According to an article by Chris Mellor :

The Enterprise Strategy Group is forcasting a sixfold growth in file archive capacity, from a little over 10,000PB in 2008 to 62,000PB in 2012

This seems to one of the few bright spots I have seen in the last few months when it comes to economic growth . I see a few interesting points that this growth will have on ever tightening IT budgets.

1) If budgets remain tight, customers will have to seek cost savings on legacy equipment to purchase new hardware to handle the growth. Many OEM’s raise support prices on legacy equipment as an incentive to current customers to purchase new equipment. Since budgets are tight customers will be seeking more third party support to reduce their operating expenses on their legacy equipment. That should be good for Zerowait.

2) Customers will be looking for better ways to manage their RAID arrays to gain more efficiencies out of current hardware. Whether they choose compression techniques or de-duplication technologies, Storage Resource Management is still going to be a headache.

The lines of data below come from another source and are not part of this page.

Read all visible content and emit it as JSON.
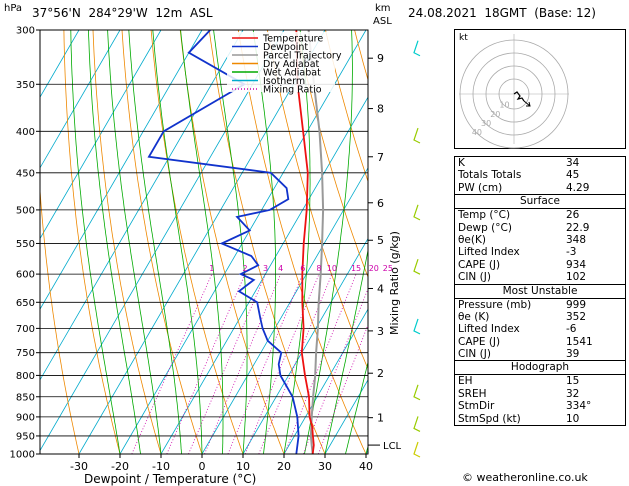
{
  "header": {
    "hpa_label": "hPa",
    "location": "37°56'N  284°29'W  12m  ASL",
    "km_label": "km",
    "asl_label": "ASL",
    "datetime": "24.08.2021  18GMT  (Base: 12)"
  },
  "footer": {
    "copyright": "© weatheronline.co.uk"
  },
  "chart_data": {
    "type": "skew-t",
    "xlabel": "Dewpoint / Temperature (°C)",
    "ylabel_right": "Mixing Ratio (g/kg)",
    "pressure_ticks": [
      300,
      350,
      400,
      450,
      500,
      550,
      600,
      650,
      700,
      750,
      800,
      850,
      900,
      950,
      1000
    ],
    "temperature_ticks": [
      -30,
      -20,
      -10,
      0,
      10,
      20,
      30,
      40
    ],
    "km_ticks": [
      {
        "km": "1",
        "p": 902
      },
      {
        "km": "2",
        "p": 795
      },
      {
        "km": "3",
        "p": 705
      },
      {
        "km": "4",
        "p": 625
      },
      {
        "km": "5",
        "p": 545
      },
      {
        "km": "6",
        "p": 490
      },
      {
        "km": "7",
        "p": 430
      },
      {
        "km": "8",
        "p": 375
      },
      {
        "km": "9",
        "p": 325
      }
    ],
    "lcl": {
      "label": "LCL",
      "p": 975
    },
    "mixing_ratio_labels": [
      "1",
      "2",
      "3",
      "4",
      "6",
      "8",
      "10",
      "15",
      "20",
      "25"
    ],
    "mixing_ratio_values": [
      1,
      2,
      3,
      4,
      6,
      8,
      10,
      15,
      20,
      25
    ],
    "legend": [
      {
        "name": "Temperature",
        "color": "#ee1111",
        "style": "solid"
      },
      {
        "name": "Dewpoint",
        "color": "#1133cc",
        "style": "solid"
      },
      {
        "name": "Parcel Trajectory",
        "color": "#999999",
        "style": "solid"
      },
      {
        "name": "Dry Adiabat",
        "color": "#ee8800",
        "style": "solid"
      },
      {
        "name": "Wet Adiabat",
        "color": "#00aa00",
        "style": "solid"
      },
      {
        "name": "Isotherm",
        "color": "#00aacc",
        "style": "solid"
      },
      {
        "name": "Mixing Ratio",
        "color": "#cc00aa",
        "style": "dotted"
      }
    ],
    "temperature": [
      {
        "p": 1000,
        "t": 27
      },
      {
        "p": 975,
        "t": 26
      },
      {
        "p": 950,
        "t": 24.5
      },
      {
        "p": 925,
        "t": 23
      },
      {
        "p": 900,
        "t": 21
      },
      {
        "p": 850,
        "t": 18
      },
      {
        "p": 800,
        "t": 14
      },
      {
        "p": 750,
        "t": 10
      },
      {
        "p": 700,
        "t": 7
      },
      {
        "p": 650,
        "t": 3
      },
      {
        "p": 600,
        "t": -1
      },
      {
        "p": 550,
        "t": -5
      },
      {
        "p": 500,
        "t": -9
      },
      {
        "p": 450,
        "t": -14
      },
      {
        "p": 400,
        "t": -21
      },
      {
        "p": 350,
        "t": -29
      },
      {
        "p": 300,
        "t": -37
      }
    ],
    "dewpoint": [
      {
        "p": 1000,
        "t": 23
      },
      {
        "p": 950,
        "t": 21
      },
      {
        "p": 900,
        "t": 18
      },
      {
        "p": 850,
        "t": 14
      },
      {
        "p": 800,
        "t": 8
      },
      {
        "p": 775,
        "t": 6
      },
      {
        "p": 750,
        "t": 5
      },
      {
        "p": 725,
        "t": 0
      },
      {
        "p": 700,
        "t": -3
      },
      {
        "p": 680,
        "t": -5
      },
      {
        "p": 650,
        "t": -8
      },
      {
        "p": 630,
        "t": -14
      },
      {
        "p": 610,
        "t": -12
      },
      {
        "p": 600,
        "t": -16
      },
      {
        "p": 585,
        "t": -13
      },
      {
        "p": 570,
        "t": -16
      },
      {
        "p": 550,
        "t": -25
      },
      {
        "p": 530,
        "t": -20
      },
      {
        "p": 510,
        "t": -25
      },
      {
        "p": 500,
        "t": -18
      },
      {
        "p": 485,
        "t": -15
      },
      {
        "p": 470,
        "t": -17
      },
      {
        "p": 450,
        "t": -23
      },
      {
        "p": 430,
        "t": -55
      },
      {
        "p": 400,
        "t": -55
      },
      {
        "p": 350,
        "t": -42
      },
      {
        "p": 320,
        "t": -60
      },
      {
        "p": 300,
        "t": -58
      }
    ],
    "parcel": [
      {
        "p": 1000,
        "t": 27
      },
      {
        "p": 975,
        "t": 25.5
      },
      {
        "p": 950,
        "t": 24
      },
      {
        "p": 900,
        "t": 21.5
      },
      {
        "p": 850,
        "t": 19
      },
      {
        "p": 800,
        "t": 16.5
      },
      {
        "p": 750,
        "t": 13.5
      },
      {
        "p": 700,
        "t": 10.5
      },
      {
        "p": 650,
        "t": 7
      },
      {
        "p": 600,
        "t": 3.5
      },
      {
        "p": 550,
        "t": -0.5
      },
      {
        "p": 500,
        "t": -5
      },
      {
        "p": 450,
        "t": -10.5
      },
      {
        "p": 400,
        "t": -17
      },
      {
        "p": 350,
        "t": -25
      },
      {
        "p": 300,
        "t": -34
      }
    ]
  },
  "hodograph": {
    "label": "kt",
    "ring_labels": [
      "10",
      "20",
      "30",
      "40"
    ],
    "ring_values": [
      10,
      20,
      30,
      40
    ]
  },
  "indices": {
    "general": [
      {
        "label": "K",
        "value": "34"
      },
      {
        "label": "Totals Totals",
        "value": "45"
      },
      {
        "label": "PW (cm)",
        "value": "4.29"
      }
    ],
    "surface": {
      "title": "Surface",
      "rows": [
        {
          "label": "Temp (°C)",
          "value": "26"
        },
        {
          "label": "Dewp (°C)",
          "value": "22.9"
        },
        {
          "label": "θe(K)",
          "value": "348"
        },
        {
          "label": "Lifted Index",
          "value": "-3"
        },
        {
          "label": "CAPE (J)",
          "value": "934"
        },
        {
          "label": "CIN (J)",
          "value": "102"
        }
      ]
    },
    "most_unstable": {
      "title": "Most Unstable",
      "rows": [
        {
          "label": "Pressure (mb)",
          "value": "999"
        },
        {
          "label": "θe (K)",
          "value": "352"
        },
        {
          "label": "Lifted Index",
          "value": "-6"
        },
        {
          "label": "CAPE (J)",
          "value": "1541"
        },
        {
          "label": "CIN (J)",
          "value": "39"
        }
      ]
    },
    "hodo_table": {
      "title": "Hodograph",
      "rows": [
        {
          "label": "EH",
          "value": "15"
        },
        {
          "label": "SREH",
          "value": "32"
        },
        {
          "label": "StmDir",
          "value": "334°"
        },
        {
          "label": "StmSpd (kt)",
          "value": "10"
        }
      ]
    }
  }
}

3) My recent overseas trip clearly demonstrated that customers around the world are seeking ways to squeeze more out of their storage budgets. Large international companies and smaller regional enterprises are looking at which state or country is offering the lowest cost data center.
Clearly storing and serving more data is going to take more power, and therefore there are advantages for storing data in locations that offer cheap, reliable and abundant electrical power and connectivity.

Most of the companies we deal with have three tiers of data – Primary, Secondary and Tertiary data sets. Primary data needs to be ‘connectivity near’ the users but as data gets less critical it can be ‘connectivity farther’ away.

In the future we may see more data centers in low cost locations being filled with high availability legacy equipment that is cheaper to maintain than new equipment for the secondary and tertiary data sets.

Economics will force folks to ask “why are we serving data from the most expensive locations?”

If headlines like the one below continue companies are going to have to cut costs to survive:

Unemployment flirts with an ugly truth–the possibility of hitting a new post-Depression high.